適切な選択肢は「共用部分のバリアフリー化を図るため、建物の基本的構造部分の加工を伴わずに階段にスロープを併設し、手すりを追加する工事は、総会における普通決議により実施することができる。」です。

マンションの共用部分を変更する工事でも、建物の形や働きを大きく変えない軽い変更であれば、普通決議で実施できます。階段にスロープを併設したり、手すりを追加したりする工事は、建物の基本的構造部分を加工しないものであれば、通常は軽い変更として扱われます。

選択肢1.

住戸を単独で所有している高齢の組合員に代わって、区分所有者ではない同居の配偶者が理事又は監事となることができる。

これは不適切な記述です。

このマンションの管理規約では、外部専門家を役員として選任できる規定を採用していません。そのため、理事や監事は、原則として組合員のうちから選ばれます。

住戸を単独で所有しているのが高齢の組合員本人である場合、同居している配偶者は、その住戸の区分所有者ではありません。つまり、通常は組合員ではありません。

したがって、区分所有者ではない配偶者が、配偶者というだけで理事又は監事になることはできません。

選択肢2. 共用部分のバリアフリー化を図るため、建物の基本的構造部分の加工を伴わずに階段にスロープを併設し、手すりを追加する工事は、総会における普通決議により実施することができる。

これは適切な記述です。

階段は共用部分にあたります。そのため、階段にスロープを併設したり、手すりを追加したりする工事は、共用部分に関する工事です。

ただし、この選択肢では、建物の基本的構造部分の加工を伴わないとされています。つまり、建物を大きく壊したり、構造に大きな影響を与えたりする工事ではありません。

このような工事は、共用部分の形や働きを大きく変えるものではないため、普通決議で実施できます。

高齢者が安全に移動しやすくするためのバリアフリー工事であっても、工事の内容によって必要な決議は変わります。この選択肢のように、軽い変更にとどまる場合は普通決議で足ります。

選択肢3. 区分所有者が従前の浴室をリフォームして高齢者仕様のユニットバスを設置しようとするときは、あらかじめ理事長の承認を得ることなく、当該設置工事を実施することができる。

これは不適切な記述です。

浴室は専有部分の中にあるため、一見すると自由に工事できるように思えます。しかし、浴室のリフォームでは、配管、防水、床、壁、騒音、振動などが関係します。そのため、共用部分や他の住戸に影響を与えるおそれがあります。
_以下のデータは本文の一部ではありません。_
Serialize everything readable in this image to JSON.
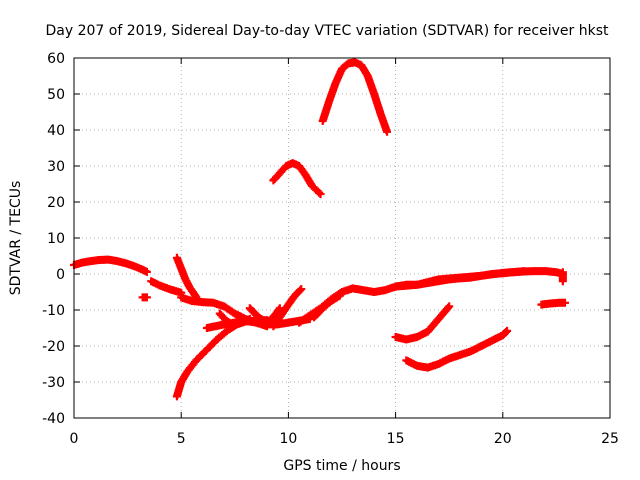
{
  "chart_data": {
    "type": "scatter",
    "title": "Day 207 of 2019, Sidereal Day-to-day VTEC variation (SDTVAR) for receiver hkst",
    "xlabel": "GPS time / hours",
    "ylabel": "SDTVAR / TECUs",
    "xlim": [
      0,
      25
    ],
    "ylim": [
      -40,
      60
    ],
    "xticks": [
      0,
      5,
      10,
      15,
      20,
      25
    ],
    "yticks": [
      -40,
      -30,
      -20,
      -10,
      0,
      10,
      20,
      30,
      40,
      50,
      60
    ],
    "grid": true,
    "legend": "none",
    "marker_color": "#ff0000",
    "series": [
      {
        "values": [
          [
            0.0,
            2.5
          ],
          [
            0.4,
            3.2
          ],
          [
            0.8,
            3.6
          ],
          [
            1.2,
            3.9
          ],
          [
            1.6,
            4.0
          ],
          [
            2.0,
            3.6
          ],
          [
            2.4,
            3.0
          ],
          [
            2.8,
            2.2
          ],
          [
            3.2,
            1.2
          ],
          [
            3.4,
            0.6
          ]
        ]
      },
      {
        "values": [
          [
            3.2,
            -6.5
          ],
          [
            3.4,
            -6.5
          ]
        ]
      },
      {
        "values": [
          [
            3.6,
            -2.0
          ],
          [
            4.0,
            -3.2
          ],
          [
            4.5,
            -4.3
          ],
          [
            5.0,
            -5.2
          ]
        ]
      },
      {
        "values": [
          [
            4.8,
            4.5
          ],
          [
            5.0,
            1.5
          ],
          [
            5.2,
            -1.5
          ],
          [
            5.4,
            -3.8
          ],
          [
            5.6,
            -5.5
          ],
          [
            5.7,
            -6.5
          ]
        ]
      },
      {
        "values": [
          [
            5.0,
            -6.5
          ],
          [
            5.5,
            -7.5
          ],
          [
            6.0,
            -7.8
          ],
          [
            6.5,
            -8.0
          ],
          [
            7.0,
            -9.0
          ],
          [
            7.5,
            -11.0
          ],
          [
            8.0,
            -12.5
          ],
          [
            8.5,
            -13.5
          ],
          [
            9.0,
            -14.5
          ]
        ]
      },
      {
        "values": [
          [
            4.8,
            -34.0
          ],
          [
            5.0,
            -30.0
          ],
          [
            5.3,
            -27.0
          ],
          [
            5.7,
            -24.0
          ],
          [
            6.2,
            -21.0
          ],
          [
            6.7,
            -18.0
          ],
          [
            7.2,
            -15.5
          ],
          [
            7.6,
            -14.0
          ],
          [
            8.0,
            -13.2
          ],
          [
            8.5,
            -13.0
          ],
          [
            9.0,
            -12.8
          ]
        ]
      },
      {
        "values": [
          [
            6.2,
            -15.0
          ],
          [
            6.6,
            -14.5
          ],
          [
            7.0,
            -14.0
          ],
          [
            7.5,
            -13.5
          ],
          [
            8.0,
            -13.0
          ],
          [
            8.5,
            -13.5
          ],
          [
            9.0,
            -14.0
          ],
          [
            9.5,
            -14.0
          ],
          [
            10.0,
            -13.5
          ],
          [
            10.5,
            -13.0
          ],
          [
            11.0,
            -12.5
          ]
        ]
      },
      {
        "values": [
          [
            6.8,
            -11.0
          ],
          [
            7.1,
            -13.0
          ],
          [
            7.4,
            -14.0
          ],
          [
            7.8,
            -13.5
          ],
          [
            8.2,
            -12.5
          ]
        ]
      },
      {
        "values": [
          [
            8.2,
            -9.5
          ],
          [
            8.6,
            -12.0
          ],
          [
            9.0,
            -13.5
          ],
          [
            9.3,
            -12.0
          ],
          [
            9.6,
            -9.5
          ]
        ]
      },
      {
        "values": [
          [
            9.3,
            -14.5
          ],
          [
            9.6,
            -12.0
          ],
          [
            10.0,
            -8.5
          ],
          [
            10.3,
            -6.0
          ],
          [
            10.6,
            -4.2
          ]
        ]
      },
      {
        "values": [
          [
            10.5,
            -13.5
          ],
          [
            11.0,
            -11.5
          ],
          [
            11.5,
            -9.5
          ],
          [
            12.0,
            -7.0
          ],
          [
            12.5,
            -5.0
          ],
          [
            13.0,
            -4.0
          ],
          [
            13.5,
            -4.5
          ],
          [
            14.0,
            -5.0
          ],
          [
            14.5,
            -4.5
          ],
          [
            15.0,
            -3.5
          ],
          [
            15.5,
            -3.0
          ],
          [
            16.0,
            -3.0
          ],
          [
            16.5,
            -2.5
          ],
          [
            17.0,
            -2.0
          ],
          [
            17.5,
            -1.5
          ],
          [
            18.0,
            -1.2
          ],
          [
            18.5,
            -1.0
          ],
          [
            19.0,
            -0.5
          ],
          [
            19.5,
            0.0
          ],
          [
            20.0,
            0.2
          ],
          [
            20.5,
            0.5
          ],
          [
            21.0,
            0.7
          ],
          [
            21.5,
            0.8
          ],
          [
            22.0,
            0.8
          ],
          [
            22.5,
            0.5
          ],
          [
            22.8,
            0.0
          ]
        ]
      },
      {
        "values": [
          [
            11.2,
            -12.0
          ],
          [
            11.6,
            -9.5
          ],
          [
            12.0,
            -7.5
          ],
          [
            12.4,
            -6.0
          ]
        ]
      },
      {
        "values": [
          [
            15.0,
            -3.5
          ],
          [
            16.0,
            -3.0
          ],
          [
            17.0,
            -1.5
          ],
          [
            18.0,
            -1.0
          ],
          [
            19.0,
            -0.5
          ],
          [
            20.0,
            0.3
          ],
          [
            21.0,
            0.8
          ]
        ]
      },
      {
        "values": [
          [
            22.8,
            -2.0
          ],
          [
            22.8,
            0.5
          ]
        ]
      },
      {
        "values": [
          [
            21.8,
            -8.5
          ],
          [
            22.2,
            -8.2
          ],
          [
            22.6,
            -8.0
          ],
          [
            22.9,
            -8.0
          ]
        ]
      },
      {
        "values": [
          [
            9.3,
            26.0
          ],
          [
            9.6,
            28.0
          ],
          [
            9.9,
            30.0
          ],
          [
            10.2,
            30.8
          ],
          [
            10.5,
            30.0
          ],
          [
            10.8,
            27.5
          ],
          [
            11.1,
            24.5
          ],
          [
            11.5,
            22.2
          ]
        ]
      },
      {
        "values": [
          [
            11.6,
            42.5
          ],
          [
            11.9,
            48.0
          ],
          [
            12.2,
            53.0
          ],
          [
            12.5,
            57.0
          ],
          [
            12.8,
            58.5
          ],
          [
            13.1,
            58.8
          ],
          [
            13.4,
            58.0
          ],
          [
            13.7,
            55.0
          ],
          [
            14.0,
            50.0
          ],
          [
            14.3,
            44.5
          ],
          [
            14.6,
            39.5
          ]
        ]
      },
      {
        "values": [
          [
            15.0,
            -17.5
          ],
          [
            15.5,
            -18.2
          ],
          [
            16.0,
            -17.5
          ],
          [
            16.5,
            -16.0
          ],
          [
            17.0,
            -12.5
          ],
          [
            17.5,
            -9.0
          ]
        ]
      },
      {
        "values": [
          [
            15.5,
            -24.0
          ],
          [
            16.0,
            -25.5
          ],
          [
            16.5,
            -26.0
          ],
          [
            17.0,
            -25.0
          ],
          [
            17.5,
            -23.5
          ],
          [
            18.0,
            -22.5
          ],
          [
            18.5,
            -21.5
          ],
          [
            19.0,
            -20.0
          ],
          [
            19.5,
            -18.5
          ],
          [
            20.0,
            -17.0
          ],
          [
            20.2,
            -15.8
          ]
        ]
      }
    ]
  }
}
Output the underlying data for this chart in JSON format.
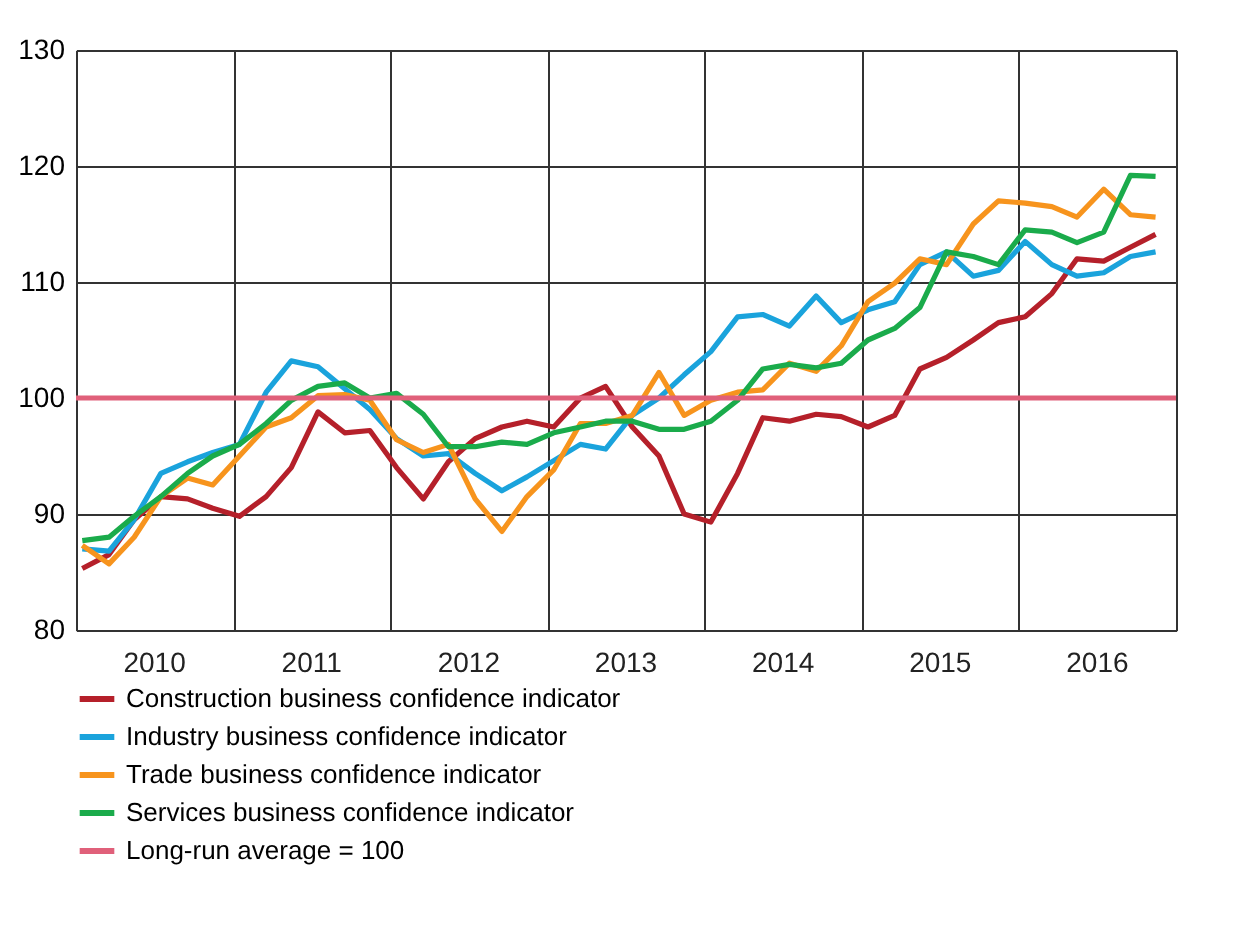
{
  "chart_data": {
    "type": "line",
    "x": [
      2010.04,
      2010.21,
      2010.37,
      2010.54,
      2010.71,
      2010.87,
      2011.04,
      2011.21,
      2011.37,
      2011.54,
      2011.71,
      2011.87,
      2012.04,
      2012.21,
      2012.37,
      2012.54,
      2012.71,
      2012.87,
      2013.04,
      2013.21,
      2013.37,
      2013.54,
      2013.71,
      2013.87,
      2014.04,
      2014.21,
      2014.37,
      2014.54,
      2014.71,
      2014.87,
      2015.04,
      2015.21,
      2015.37,
      2015.54,
      2015.71,
      2015.87,
      2016.04,
      2016.21,
      2016.37,
      2016.54,
      2016.71,
      2016.87
    ],
    "series": [
      {
        "name": "Construction business confidence indicator",
        "color": "#b5202a",
        "values": [
          85.3,
          86.5,
          89.5,
          91.5,
          91.3,
          90.5,
          89.8,
          91.5,
          94,
          98.8,
          97,
          97.2,
          94,
          91.3,
          94.5,
          96.5,
          97.5,
          98,
          97.5,
          100,
          101,
          97.5,
          95,
          90,
          89.3,
          93.5,
          98.3,
          98,
          98.6,
          98.4,
          97.5,
          98.5,
          102.5,
          103.5,
          105,
          106.5,
          107,
          109,
          112,
          111.8,
          113,
          114.1
        ]
      },
      {
        "name": "Industry business confidence indicator",
        "color": "#1aa3dc",
        "values": [
          87,
          86.8,
          89.5,
          93.5,
          94.5,
          95.3,
          96,
          100.5,
          103.2,
          102.7,
          100.8,
          99,
          96.5,
          95,
          95.2,
          93.5,
          92,
          93.2,
          94.6,
          96,
          95.6,
          98.5,
          100,
          102,
          104,
          107,
          107.2,
          106.2,
          108.8,
          106.5,
          107.6,
          108.3,
          111.5,
          112.6,
          110.5,
          111,
          113.5,
          111.5,
          110.5,
          110.8,
          112.2,
          112.6
        ]
      },
      {
        "name": "Trade business confidence indicator",
        "color": "#f7941d",
        "values": [
          87.3,
          85.7,
          88,
          91.5,
          93.1,
          92.5,
          95,
          97.5,
          98.3,
          100.2,
          100.3,
          99.8,
          96.4,
          95.3,
          96,
          91.3,
          88.5,
          91.5,
          93.8,
          97.8,
          97.8,
          98.5,
          102.2,
          98.5,
          99.8,
          100.5,
          100.7,
          103,
          102.3,
          104.5,
          108.3,
          109.9,
          112,
          111.5,
          115,
          117,
          116.8,
          116.5,
          115.6,
          118,
          115.8,
          115.6
        ]
      },
      {
        "name": "Services business confidence indicator",
        "color": "#1aab4b",
        "values": [
          87.7,
          88,
          89.8,
          91.5,
          93.5,
          95,
          96,
          97.8,
          99.8,
          101,
          101.3,
          100,
          100.4,
          98.6,
          95.8,
          95.8,
          96.2,
          96,
          97,
          97.5,
          98,
          98,
          97.3,
          97.3,
          98,
          99.8,
          102.5,
          102.9,
          102.6,
          103,
          105,
          106,
          107.8,
          112.6,
          112.2,
          111.5,
          114.5,
          114.3,
          113.4,
          114.3,
          119.2,
          119.1
        ]
      }
    ],
    "ref_lines": [
      {
        "axis": "y",
        "value": 100,
        "label": "Long-run average = 100",
        "color": "#e0607a"
      }
    ],
    "xlim": [
      2010,
      2017
    ],
    "xticks": [
      {
        "value": 2010,
        "label": null
      },
      {
        "value": 2010.5,
        "label": "2010"
      },
      {
        "value": 2011,
        "label": null
      },
      {
        "value": 2011.5,
        "label": "2011"
      },
      {
        "value": 2012,
        "label": null
      },
      {
        "value": 2012.5,
        "label": "2012"
      },
      {
        "value": 2013,
        "label": null
      },
      {
        "value": 2013.5,
        "label": "2013"
      },
      {
        "value": 2014,
        "label": null
      },
      {
        "value": 2014.5,
        "label": "2014"
      },
      {
        "value": 2015,
        "label": null
      },
      {
        "value": 2015.5,
        "label": "2015"
      },
      {
        "value": 2016,
        "label": null
      },
      {
        "value": 2016.5,
        "label": "2016"
      },
      {
        "value": 2017,
        "label": null
      }
    ],
    "ylim": [
      80,
      130
    ],
    "yticks": [
      80,
      90,
      100,
      110,
      120,
      130
    ],
    "grid": true,
    "legend": "bottom",
    "marker": "none",
    "line_style": "solid"
  }
}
標準管理規約では、専有部分の修繕や模様替えなどを行う場合でも、共用部分や他の専有部分に影響を与えるおそれがあるときは、あらかじめ理事長に申請し、書面による承認を受ける必要があります。

高齢者仕様のユニットバスにする目的がよいものであっても、手続を省略して工事をしてよいわけではありません。

選択肢4. 住戸を単独で所有し、単身で居住している高齢の組合員が総会に出席できないときは、外部に居住している孫を代理人として議決権を行使することができる。

これは不適切な記述です。

標準管理規約では、総会で代理人になれる人の範囲が決められています。

代理人になれるのは、たとえば、配偶者、一親等の親族、その住戸に同居する親族、他の組合員、国内管理人などです。

孫は二親等の親族です。また、この選択肢では、孫は外部に居住しているため、「その住戸に同居する親族」にもあたりません。

したがって、外部に住んでいる孫を代理人として、総会で議決権を行使させることはできません。

ただし、本人が総会に出席できない場合でも、書面によって議決権を行使する方法などは考えられます。

まとめ

この問題では、高齢化が進むマンションで起こりやすい場面について、管理規約上のルールを確認することが大切です。

覚えておくポイントは、役員になれる人、工事に必要な承認、総会の代理人の範囲です。

外部専門家を役員にできる規定を採用していない管理規約では、理事や監事は原則として組合員から選ばれます。そのため、区分所有者ではない同居の配偶者は、当然には役員になれません。

共用部分のバリアフリー工事でも、建物の基本的構造部分を加工せず、形や働きを大きく変えない工事であれば、普通決議で実施できます。

浴室のリフォームのように専有部分内の工事であっても、共用部分や他の住戸に影響するおそれがある場合は、理事長への申請と書面による承認が必要です。

総会の代理人になれる人は、管理規約で決められた範囲に限られます。外部に住んでいる孫は、標準管理規約上の代理人の範囲には入りません。